Leigh owner stands out against private equity abort payment

Leigh Centurions owner Derek Beaumont has spoken publicly for the first time about his club’s potential liability for paying a share of the abort fee to the merchant bank Rothschild’s for Super League failing to go ahead with the proposed private equity partners that the bank introduced via the Super League Executive Chairman Robert Elstone.

The abort fee totals £750,000, which Super League (Europe) Limited will have to pay.

And that means the twelve clubs that have SLE directors will each have to find a share of the money.

But the Leigh Chairman disputes whether his club, which only joined SLE in November, when it won the battle to replace Toronto Wolfpack, should be liable for the payment, because SLE decided to go ahead with the search for a private equity partner before Leigh became members.

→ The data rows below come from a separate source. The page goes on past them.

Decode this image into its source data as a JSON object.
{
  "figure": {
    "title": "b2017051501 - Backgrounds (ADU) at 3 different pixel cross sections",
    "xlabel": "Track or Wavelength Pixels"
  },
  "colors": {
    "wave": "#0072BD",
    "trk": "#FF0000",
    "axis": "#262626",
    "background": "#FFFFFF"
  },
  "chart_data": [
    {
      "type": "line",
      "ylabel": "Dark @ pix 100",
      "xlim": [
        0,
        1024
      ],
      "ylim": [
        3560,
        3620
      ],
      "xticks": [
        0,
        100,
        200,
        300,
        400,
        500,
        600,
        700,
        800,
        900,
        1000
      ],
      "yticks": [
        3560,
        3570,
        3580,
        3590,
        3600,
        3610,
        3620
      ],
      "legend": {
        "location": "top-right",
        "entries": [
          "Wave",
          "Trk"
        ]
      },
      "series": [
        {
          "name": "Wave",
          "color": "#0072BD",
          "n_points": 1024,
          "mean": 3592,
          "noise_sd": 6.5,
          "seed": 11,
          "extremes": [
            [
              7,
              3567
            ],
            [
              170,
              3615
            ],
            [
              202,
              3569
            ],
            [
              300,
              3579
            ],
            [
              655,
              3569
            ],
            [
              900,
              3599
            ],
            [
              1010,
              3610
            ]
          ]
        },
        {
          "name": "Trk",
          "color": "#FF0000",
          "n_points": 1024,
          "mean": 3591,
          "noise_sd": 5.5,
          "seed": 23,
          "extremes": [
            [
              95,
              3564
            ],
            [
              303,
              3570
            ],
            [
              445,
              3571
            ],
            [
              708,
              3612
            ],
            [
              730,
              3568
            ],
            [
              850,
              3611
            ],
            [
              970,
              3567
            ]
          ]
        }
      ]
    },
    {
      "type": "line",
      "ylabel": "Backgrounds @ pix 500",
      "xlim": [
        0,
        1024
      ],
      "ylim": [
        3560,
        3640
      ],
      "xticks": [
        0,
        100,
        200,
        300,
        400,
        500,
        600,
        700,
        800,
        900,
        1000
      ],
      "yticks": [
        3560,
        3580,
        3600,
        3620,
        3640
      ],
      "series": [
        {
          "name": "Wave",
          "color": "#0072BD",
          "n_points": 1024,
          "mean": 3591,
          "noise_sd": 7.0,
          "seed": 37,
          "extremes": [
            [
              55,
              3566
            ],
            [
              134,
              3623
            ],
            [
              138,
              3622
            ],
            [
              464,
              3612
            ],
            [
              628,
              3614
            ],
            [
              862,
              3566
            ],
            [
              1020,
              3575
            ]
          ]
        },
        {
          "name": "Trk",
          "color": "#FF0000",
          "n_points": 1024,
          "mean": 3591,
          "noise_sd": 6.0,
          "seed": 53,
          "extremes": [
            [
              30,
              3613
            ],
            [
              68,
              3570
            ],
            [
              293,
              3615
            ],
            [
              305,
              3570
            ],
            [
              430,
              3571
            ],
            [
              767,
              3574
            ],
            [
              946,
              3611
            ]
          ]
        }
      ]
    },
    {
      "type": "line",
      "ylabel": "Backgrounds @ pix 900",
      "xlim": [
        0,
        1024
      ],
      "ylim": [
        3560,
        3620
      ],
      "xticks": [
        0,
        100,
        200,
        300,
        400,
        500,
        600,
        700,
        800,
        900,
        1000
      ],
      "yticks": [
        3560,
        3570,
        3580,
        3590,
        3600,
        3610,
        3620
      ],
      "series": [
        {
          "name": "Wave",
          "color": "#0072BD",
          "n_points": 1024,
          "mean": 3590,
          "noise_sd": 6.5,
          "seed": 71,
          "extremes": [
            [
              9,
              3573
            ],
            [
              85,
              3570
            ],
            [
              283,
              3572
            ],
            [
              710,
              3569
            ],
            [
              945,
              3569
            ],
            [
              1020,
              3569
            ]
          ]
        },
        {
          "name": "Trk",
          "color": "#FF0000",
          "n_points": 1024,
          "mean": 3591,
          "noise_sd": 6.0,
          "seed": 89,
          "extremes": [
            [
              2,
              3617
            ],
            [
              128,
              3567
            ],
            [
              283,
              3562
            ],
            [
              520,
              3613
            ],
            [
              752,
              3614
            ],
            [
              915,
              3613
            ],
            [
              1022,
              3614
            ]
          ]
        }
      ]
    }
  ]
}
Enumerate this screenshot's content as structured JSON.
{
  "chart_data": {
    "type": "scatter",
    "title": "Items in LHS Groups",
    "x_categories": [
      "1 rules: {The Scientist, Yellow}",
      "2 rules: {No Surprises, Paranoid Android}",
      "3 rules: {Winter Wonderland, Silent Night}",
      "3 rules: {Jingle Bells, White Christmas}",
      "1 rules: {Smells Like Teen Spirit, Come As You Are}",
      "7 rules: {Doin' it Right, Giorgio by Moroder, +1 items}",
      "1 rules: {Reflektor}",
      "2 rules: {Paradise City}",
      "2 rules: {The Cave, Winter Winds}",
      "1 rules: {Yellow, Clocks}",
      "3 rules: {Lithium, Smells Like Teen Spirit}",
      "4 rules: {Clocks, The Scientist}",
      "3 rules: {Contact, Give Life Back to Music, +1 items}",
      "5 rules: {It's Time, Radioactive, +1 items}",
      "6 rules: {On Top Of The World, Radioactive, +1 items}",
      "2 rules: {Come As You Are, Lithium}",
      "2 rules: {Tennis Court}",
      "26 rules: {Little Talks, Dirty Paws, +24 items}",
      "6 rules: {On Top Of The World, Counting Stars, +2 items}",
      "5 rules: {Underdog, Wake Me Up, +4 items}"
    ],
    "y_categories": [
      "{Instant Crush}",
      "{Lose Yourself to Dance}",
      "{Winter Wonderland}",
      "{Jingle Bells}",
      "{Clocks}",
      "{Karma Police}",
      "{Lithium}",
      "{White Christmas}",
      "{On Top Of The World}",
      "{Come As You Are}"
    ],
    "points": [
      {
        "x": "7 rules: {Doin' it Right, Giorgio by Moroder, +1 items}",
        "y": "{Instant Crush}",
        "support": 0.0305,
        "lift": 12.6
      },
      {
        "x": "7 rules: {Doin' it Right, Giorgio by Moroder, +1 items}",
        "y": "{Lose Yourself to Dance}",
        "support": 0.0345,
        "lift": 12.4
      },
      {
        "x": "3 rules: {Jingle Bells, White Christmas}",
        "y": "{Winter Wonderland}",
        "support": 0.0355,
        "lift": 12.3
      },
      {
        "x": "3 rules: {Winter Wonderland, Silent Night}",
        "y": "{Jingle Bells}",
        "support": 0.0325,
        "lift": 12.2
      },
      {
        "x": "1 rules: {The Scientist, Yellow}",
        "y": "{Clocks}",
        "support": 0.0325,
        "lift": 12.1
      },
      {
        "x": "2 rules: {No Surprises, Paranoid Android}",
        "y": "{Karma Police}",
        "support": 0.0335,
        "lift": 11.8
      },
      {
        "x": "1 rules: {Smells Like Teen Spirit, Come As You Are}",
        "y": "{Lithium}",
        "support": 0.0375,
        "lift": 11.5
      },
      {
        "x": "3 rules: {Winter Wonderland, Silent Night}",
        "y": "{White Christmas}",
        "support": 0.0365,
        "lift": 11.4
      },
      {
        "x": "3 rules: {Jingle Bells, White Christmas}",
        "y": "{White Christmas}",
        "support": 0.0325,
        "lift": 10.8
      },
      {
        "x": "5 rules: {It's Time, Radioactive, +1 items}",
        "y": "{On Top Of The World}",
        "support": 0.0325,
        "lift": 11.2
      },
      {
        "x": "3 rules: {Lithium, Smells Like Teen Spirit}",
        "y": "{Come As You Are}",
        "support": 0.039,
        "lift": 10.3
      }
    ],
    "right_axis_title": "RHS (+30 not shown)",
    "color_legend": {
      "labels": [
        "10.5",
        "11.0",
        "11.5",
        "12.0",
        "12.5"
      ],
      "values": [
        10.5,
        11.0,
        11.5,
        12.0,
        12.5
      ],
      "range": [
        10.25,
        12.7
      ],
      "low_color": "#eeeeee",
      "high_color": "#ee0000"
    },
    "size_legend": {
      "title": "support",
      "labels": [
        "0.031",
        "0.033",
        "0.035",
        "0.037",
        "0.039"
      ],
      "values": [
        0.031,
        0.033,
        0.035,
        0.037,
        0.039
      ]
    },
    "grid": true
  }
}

But Beaumont has gone further than that.

“Everyone knows that St Helens opposed it from the outset, so I can’t see why they should be liable either. Surely it should be the clubs that supported the move for private equity that should be liable for this payment, once the deal wasn’t accepted unanimously, because they went ahead knowing that unanimity was highly unlikely.

“But I will also say this. If Leigh does have to pay part of this cost, I will regard it as probably the best expenditure I ever made, because I genuinely believe that, by not going down that route, we have actually saved the game.